A night of shooting stars – everything you need to know

Get set for a night of shooting stars on 12 August. Make the most of this rare natural phenomenon by packing a picnic, a blanket and a handful of wishes! Then head outdoors and enjoy one of nature’s most spectacular shows.

Clear skies are essential for spotting shooting stars so cross your fingers for good weather. The light pollution in cities makes viewing difficult so head for the countryside and find a quiet spot that faces north. The sun sets at around 2030h and the moon rises at about 2300h so this two and a half hour window is your best bet for star gazing.  

Even in summer, temperatures can cool off dramatically at night so take a wool blanket to wrap up in and a foam mat to keep out the first dew. Then lay back on the grass or beach and concentrate on the skies above. Don’t forget some insect repellent too!  
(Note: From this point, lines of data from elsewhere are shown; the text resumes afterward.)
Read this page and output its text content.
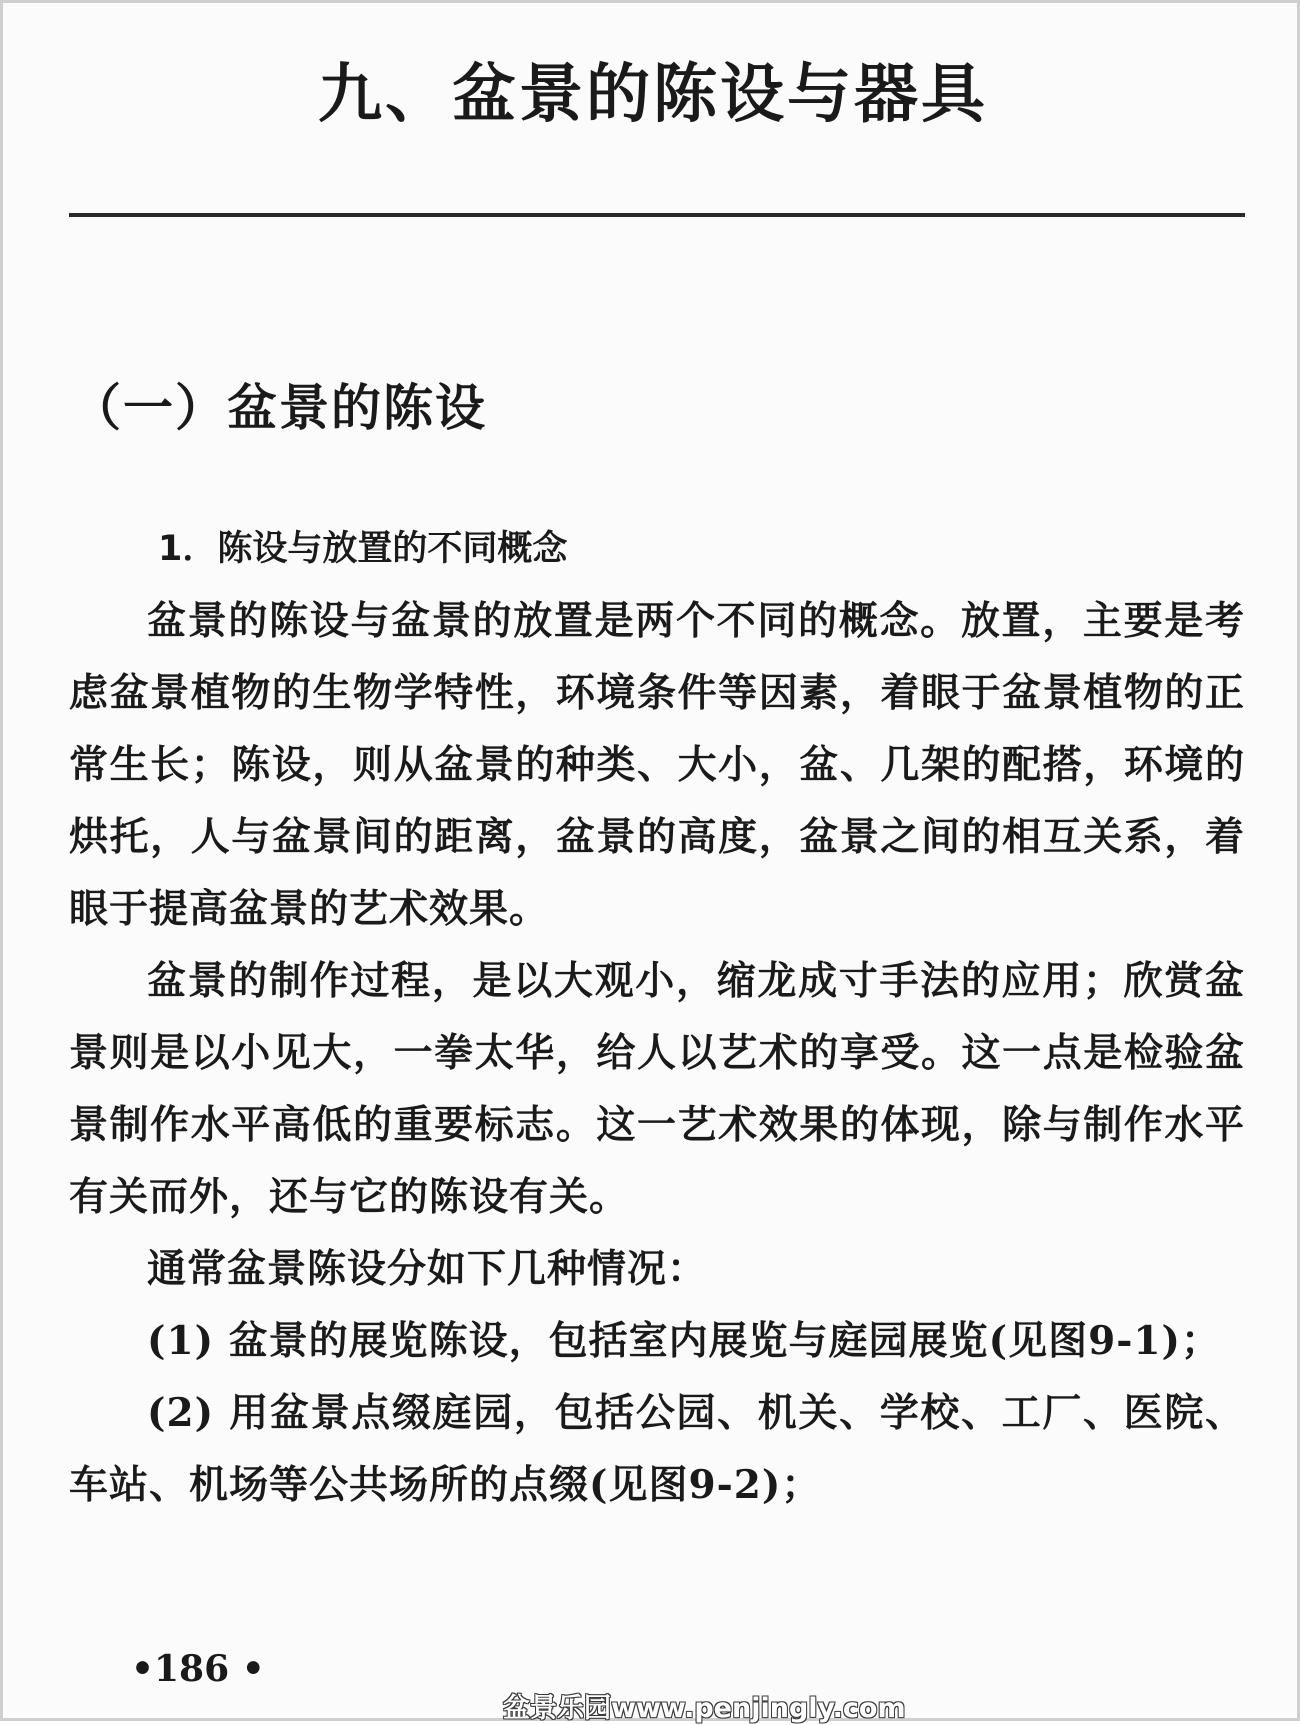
九、盆景的陈设与器具
（一）盆景的陈设
1．陈设与放置的不同概念

盆景的陈设与盆景的放置是两个不同的概念。放置，主要是考虑盆景植物的生物学特性，环境条件等因素，着眼于盆景植物的正常生长；陈设，则从盆景的种类、大小，盆、几架的配搭，环境的烘托，人与盆景间的距离，盆景的高度，盆景之间的相互关系，着眼于提高盆景的艺术效果。

盆景的制作过程，是以大观小，缩龙成寸手法的应用；欣赏盆景则是以小见大，一拳太华，给人以艺术的享受。这一点是检验盆景制作水平高低的重要标志。这一艺术效果的体现，除与制作水平有关而外，还与它的陈设有关。

通常盆景陈设分如下几种情况：

(1) 盆景的展览陈设，包括室内展览与庭园展览(见图9-1)；

(2) 用盆景点缀庭园，包括公园、机关、学校、工厂、医院、车站、机场等公共场所的点缀(见图9-2)；

•186 •
盆景乐园www.penjingly.com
Star gazing around a campfire
Considering a campfire for a little added warmth? Former scouts will know how important barbecue lights and dry paper are to get a fire going. Remember to find out whether fires are permitted in the area you’ve chosen and follow instructions to prevent forest fires. Never light a fire if there are strong winds. Fire baskets and barbecues work well as they provide the flames with ample oxygen for a steady burn.  

What is a shooting star?
The shooting stars we refer to are actually part of the Perseid meteor shower named after the Perseus constellation. Every August the Earth passes through the trail left by the quirkily named 109P/Swift-Tuttle. Its orbit passes so close to the Earth that the meteor shower burns up in the Earth’s atmosphere, creating the burning lights we know as shooting stars.

And for the Sheldon Coopers among you: meteors are not the same as meteorites. Meteorites are larger meteors that survive the fall through the atmosphere and create craters on the Earth’s surface when they land. Meteors are much smaller, like pebbles or grains of sand. At speeds of around 70 km per second, meaning they burn up immediately when they enter the Earth’s atmosphere. The same happens to space debris when it re-enters the atmosphere. However, there’s no way of telling whether a meteor or space junk is responsible for the shooting star we see from below so don’t forget to make a wish!

And don’t be disappointed if the weather takes a turn for the worse this weekend. There are meteor showers all year round made by other comets. It’s all about the timing. Good luck!